Enhancing the EC's analytical capabilities for environmental sample analysis for nuclear safeguards purposes by the establishment of a new Large Geometry Secondary Ion Mass Spectrometry (LG-SIMS) laboratory.

Nuclear activities unavoidably leave fingerprints in the environment. Such fingerprints may consist of characteristic building structures, of typical supply lines or of minute releases of process material. In particular, the release of micron-sized aerosol particles to the immediate environment is very difficult to avoid completely, especially when nuclear materials are processed in larger quantities. These micro-particles contain the isotopic signature of the handled nuclear materials. This allows nuclear safeguards authorities with specialised sampling techniques and analytical laboratories to verify the completeness of a state's declaration and to check the consistency of measured material properties (i.e. isotopic composition) with declared operations at nuclear facilities. This methodology has been in particular applied to uranium enrichment facilities. At the European Commission (EC) Joint Research Centre's (JRC), Institute for Transuranium Elements (ITU), uranium particle analysis for nuclear safeguards purposes has been performed on environmental samples since the late 90's with the EC Directorate General Energy (DG-ENER) as its main user. In recent years, significant efforts have been made to enhance the analytical techniques and processes. Recently, significant enhancements have been achieved in collaboration with a leading manufacturer of analytical equipment by implementing new purpose built systems for particle analysis in the field of Secondary Ion mass Spectrometry (SIMS).
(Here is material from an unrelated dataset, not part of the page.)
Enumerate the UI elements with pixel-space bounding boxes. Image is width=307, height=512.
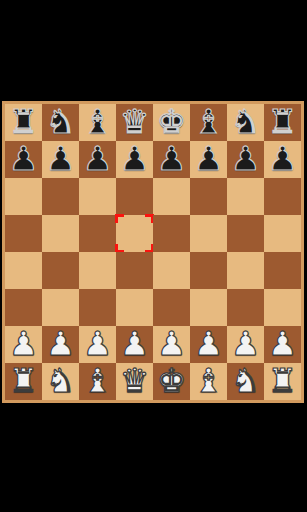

This paper describes the purpose and outlines the performance of a new analytical Large Geometry – Secondary Ion Mass Spectrometry (LG-SIMS) laboratory that has been established at JRC-ITU, jointly funded by the JRC and DG-ENER. The laboratory will mainly be used for analysing uranium bearing aerosol particles collected on cotton swipes during nuclear safeguards inspections, but it will also be involved in other safeguards related applications and nuclear forensics. This paper gives an overview of the capabilities and enhancements that can be expected from this new laboratory. It also describes the use of environmental sampling, followed by high performance trace analysis of particles, in the context of European nuclear safeguards.